For most people, the solution is simply to buy bitcoins, either directly from someone who has them, or through an exchange. LocalBitcoins.com is a clever service where you can search for people nearby who are willing to sell, or you can buy from a site such as CoinJar. You can search Howtobuybitcoins.info – an international directory of bitcoin exchanges.
Step 3: Set up a payment method
In retail stores, bitcoins can be used side-by-side with local currency and credit cards. The merchant will need a Point Of Sale device or Shopify tablet system to calculate the exchange rate and process the bitcoin transaction.
BitPay and Coinbase have merchant tools with USD currency exchange and Coinkite provides a Terminal and POS system.
For online transactions, there are currently 44 shopping cart interfaces available here.

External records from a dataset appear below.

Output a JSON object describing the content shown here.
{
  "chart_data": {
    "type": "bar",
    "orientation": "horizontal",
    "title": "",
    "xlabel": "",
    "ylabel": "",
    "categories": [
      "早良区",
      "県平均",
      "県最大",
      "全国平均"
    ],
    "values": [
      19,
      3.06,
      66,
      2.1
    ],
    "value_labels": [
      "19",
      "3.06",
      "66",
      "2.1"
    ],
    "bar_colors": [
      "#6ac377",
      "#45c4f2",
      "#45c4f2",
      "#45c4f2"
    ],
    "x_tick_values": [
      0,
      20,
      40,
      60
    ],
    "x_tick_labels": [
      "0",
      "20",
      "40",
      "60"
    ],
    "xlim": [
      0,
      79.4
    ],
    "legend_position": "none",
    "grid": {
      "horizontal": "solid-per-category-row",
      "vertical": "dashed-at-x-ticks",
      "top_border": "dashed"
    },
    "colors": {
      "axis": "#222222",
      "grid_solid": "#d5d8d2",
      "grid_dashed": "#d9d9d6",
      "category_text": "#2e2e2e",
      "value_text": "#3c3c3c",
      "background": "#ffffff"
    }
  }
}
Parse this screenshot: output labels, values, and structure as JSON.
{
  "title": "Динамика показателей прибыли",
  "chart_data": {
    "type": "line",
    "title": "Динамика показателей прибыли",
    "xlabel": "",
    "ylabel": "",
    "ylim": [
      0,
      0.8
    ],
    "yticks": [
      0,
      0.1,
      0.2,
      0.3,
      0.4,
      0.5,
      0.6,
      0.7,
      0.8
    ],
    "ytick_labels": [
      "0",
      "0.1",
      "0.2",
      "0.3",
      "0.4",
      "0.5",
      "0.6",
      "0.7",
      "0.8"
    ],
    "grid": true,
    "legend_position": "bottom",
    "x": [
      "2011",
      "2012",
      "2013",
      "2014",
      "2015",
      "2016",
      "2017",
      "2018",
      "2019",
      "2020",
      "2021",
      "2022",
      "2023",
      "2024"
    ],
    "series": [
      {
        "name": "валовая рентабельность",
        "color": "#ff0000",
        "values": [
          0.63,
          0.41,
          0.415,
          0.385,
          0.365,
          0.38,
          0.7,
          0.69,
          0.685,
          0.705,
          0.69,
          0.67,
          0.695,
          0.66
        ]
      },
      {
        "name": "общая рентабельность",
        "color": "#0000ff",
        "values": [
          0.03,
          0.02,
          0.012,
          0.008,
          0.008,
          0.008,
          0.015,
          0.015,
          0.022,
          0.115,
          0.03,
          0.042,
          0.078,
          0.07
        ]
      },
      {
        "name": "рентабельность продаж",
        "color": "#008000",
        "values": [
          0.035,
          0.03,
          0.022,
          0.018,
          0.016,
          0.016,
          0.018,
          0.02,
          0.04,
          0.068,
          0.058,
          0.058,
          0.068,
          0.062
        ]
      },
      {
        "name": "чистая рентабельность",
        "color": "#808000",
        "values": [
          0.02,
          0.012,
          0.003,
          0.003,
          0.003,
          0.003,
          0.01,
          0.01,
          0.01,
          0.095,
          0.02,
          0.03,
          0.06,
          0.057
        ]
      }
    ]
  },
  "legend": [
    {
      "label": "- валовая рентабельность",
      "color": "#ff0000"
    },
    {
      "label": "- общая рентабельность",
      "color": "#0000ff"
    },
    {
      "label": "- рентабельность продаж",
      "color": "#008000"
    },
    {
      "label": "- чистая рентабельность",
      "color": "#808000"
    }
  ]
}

Step 4: Spend your bitcoins
More and more businesses are accepting Bitcoin payments. A useful directory is coinmap.org, which maps nearby merchants.
Or there’s the Bitpay Merchant Directory at bitpay.com, currently listing more than 30,000 businesses and charities who are accepting bitcoins.
One of Bitcoin’s developers describes it as “a catalyst for change that creates a new and different world.” It’s true that we’ve needed banks to keep track of who holds what balance, but now Bitcoin (and other cryptocurrencies) have shown that banks can be replaced by software and clever mathematics.
In the wake of the Global Financial Crisis, it’s not difficult to understand why there’s such interest in a new system of money that lies beyond the reach of banks and governments.
With ATM machines now available for Bitcoin this could soon become a currency you need to accept for your business.
I suggest you should watch developments, closely.